|Cato Policy Analysis No. 50||March 5, 1985|
by Paul Heyne
Paul Heyne is lecturer in economics at the University of Washington.
If values could always be clearly distinguished from facts and ends from means, debates over economic policy would be more productive and less rancorous.
The recently published First Draft of the U.S. Bishops' Pastoral Letter on Catholic Social Teaching and the U.S. Economy claims to be concerned primarily with values and ends. The fundamental issue in economic policy, according to the Letter, is the goals we ought to be pursuing and the moral objectives that ought to guide our choices. Throughout the Letter, the language and tone are those of the prophet or preacher, calling people to a reexamination of values, a new and compassionate vision, a lively sense of moral responsibility, a commitment to economic justice, a conversion of heart. Specific policies to implement the moral objectives advocated in the Letter are treated as a secondary issue that can be worked out later through reflection and dialogue. The first and hardest task is to determine the direction in which we ought to move.
Thirty years ago, in an influential essay entitled "The Methodology of Positive Economics," Milton Friedman ventured the judgment that currently in the Western world, and especially in the United States, differences about economic policy among disinterested citizens derive predominantly from different predictions about the economic consequences of taking action--differences that in principle can be eliminated by the progress of positive [i.e., scientific] economics--rather than from fundamental differences in basic values, differences about which men can ultimately only fight.
In Friedman's view, our hardest task is to agree on the specific policies most likely to promote our common objectives.
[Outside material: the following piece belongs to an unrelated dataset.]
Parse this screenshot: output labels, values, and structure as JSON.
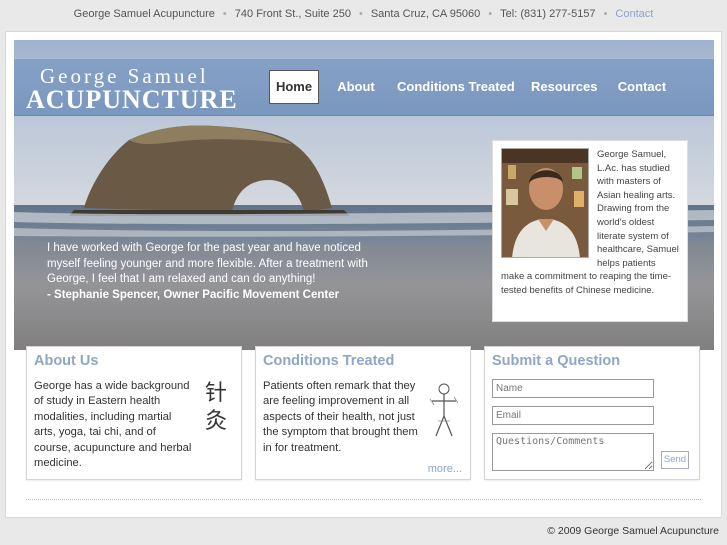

Agreement on goals is much less of a problem, since we don't really disagree in any fundamental way on our basic values.
If past experience in similar situations is any indication at all, the debate that the bishops have invited in response to their proposals (No. 22)* is going to founder on this issue. Defenders of the Letter will insist that the fundamental question is a moral one; critics will insist that it is the bishops' understanding of economics. The debate will turn rancorous as implications of indifference to suffering and injustice are exchanged for charges of culpable ignorance, each side maintaining that the other is the victim of an obsolete ideology.
This inability to agree on what it is we are disagreeing about reflects the fact that our notions of how economic systems function are bound up with our conceptions of the goals they ought to serve. The bishops urge their objectives in passionate language because they believe that the American economic system is capable of performing in accord with their prescriptions--once the citizens of the United States commit themselves to a biblical (and humane) vision of economic life. This critique will argue that the bishops' moral analysis is misguided because economic systems cannot operate in the way that the bishops suppose they do.